The story became more attractive and yet, candidly, less believable as he went on. He regularly takes breaks for lunch and even if he had to work through lunch on occasion, he was still getting paid for every minute of it. If that wasn’t enough to fill my too-good-to-be-true list – he also gets paid for any overtime, which included staying after to make follow-up calls and finish notes.

He raved about how he could pick the hours, days, and clinics he wanted to work (but made sure to mention that IndeVets could manage the scheduling, too, if he wanted). At this point in our coffee talk, it was clear he was trying to win me over with all the options! And it was working.

 

Finally, I get to choose. I vet the way I want; with the support I need.

I joined IndeVets a few weeks later and in the last two years, have never looked back. I confess, as good as it first sounded, I still went in skeptical.

Burnout When I first joined, I completed an assessment of my burnout level (as did all new doctors). No surprise: 39% of vets surveyed had high degrees of burnout and/or disengagement. They assessed us again after our first six months and that number was nearly eradicated (down to 4%).

I have to say being an Associate IndeVet has met, and far exceeded, my expectations. I can finally build my career around my life – not the other way around. I choose my own schedule and my clinics. I work at several hospitals close to home. My time off is guilt-free and even encouraged.

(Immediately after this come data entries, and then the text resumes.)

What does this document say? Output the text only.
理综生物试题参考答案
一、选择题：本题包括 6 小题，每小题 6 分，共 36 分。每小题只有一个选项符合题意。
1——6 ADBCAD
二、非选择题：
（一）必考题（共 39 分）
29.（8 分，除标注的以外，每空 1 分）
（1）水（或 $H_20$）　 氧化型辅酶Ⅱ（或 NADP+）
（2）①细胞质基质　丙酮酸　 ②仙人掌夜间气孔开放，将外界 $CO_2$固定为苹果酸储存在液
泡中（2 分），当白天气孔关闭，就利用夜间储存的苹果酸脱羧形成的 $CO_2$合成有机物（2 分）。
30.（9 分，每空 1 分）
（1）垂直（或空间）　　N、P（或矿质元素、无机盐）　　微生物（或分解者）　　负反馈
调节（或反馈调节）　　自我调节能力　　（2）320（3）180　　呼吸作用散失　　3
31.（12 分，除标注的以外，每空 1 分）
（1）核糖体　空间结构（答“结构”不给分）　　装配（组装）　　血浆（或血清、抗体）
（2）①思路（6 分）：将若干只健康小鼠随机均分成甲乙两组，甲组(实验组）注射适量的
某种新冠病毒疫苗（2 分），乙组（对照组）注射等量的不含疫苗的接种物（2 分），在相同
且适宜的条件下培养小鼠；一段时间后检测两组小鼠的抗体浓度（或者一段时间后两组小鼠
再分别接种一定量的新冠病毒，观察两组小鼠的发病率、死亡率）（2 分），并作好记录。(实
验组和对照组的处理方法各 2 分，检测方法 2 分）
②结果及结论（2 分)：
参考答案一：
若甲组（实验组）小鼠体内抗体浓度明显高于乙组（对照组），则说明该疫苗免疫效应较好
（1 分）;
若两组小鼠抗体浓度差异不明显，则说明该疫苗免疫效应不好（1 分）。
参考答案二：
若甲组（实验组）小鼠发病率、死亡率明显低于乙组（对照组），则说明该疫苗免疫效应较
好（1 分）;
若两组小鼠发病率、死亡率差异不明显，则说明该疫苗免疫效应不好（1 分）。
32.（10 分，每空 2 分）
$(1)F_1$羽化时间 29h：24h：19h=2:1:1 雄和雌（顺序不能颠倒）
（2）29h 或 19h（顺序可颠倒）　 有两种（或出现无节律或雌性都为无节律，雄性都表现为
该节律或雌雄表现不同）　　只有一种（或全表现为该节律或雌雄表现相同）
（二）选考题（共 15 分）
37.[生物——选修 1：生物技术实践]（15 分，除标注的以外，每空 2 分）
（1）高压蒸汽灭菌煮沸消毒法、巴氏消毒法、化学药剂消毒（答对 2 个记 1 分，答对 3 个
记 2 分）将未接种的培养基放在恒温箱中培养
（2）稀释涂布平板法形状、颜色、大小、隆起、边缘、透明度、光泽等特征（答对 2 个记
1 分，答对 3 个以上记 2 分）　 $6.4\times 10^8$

For the first time in my career, I have dedicated support – professional and personal. In fact, I am part of an entire squad of support that includes a dedicated Director of Clinical Excellence to help guide the medicine I practice and a Veterinary Social Worker whose sole purpose is to support our physical and mental well-being. Plus at least six other folks who make it their job to make sure my life as a vet is fulfilling.

Finally, I have the kind of career I set out to make for myself. In the beginning, I just didn’t know how. But now I do. And I love knowing that whether it’s tomorrow, in six months, or in ten years, IndeVets will support me and help mold my career to my life – not the other way around.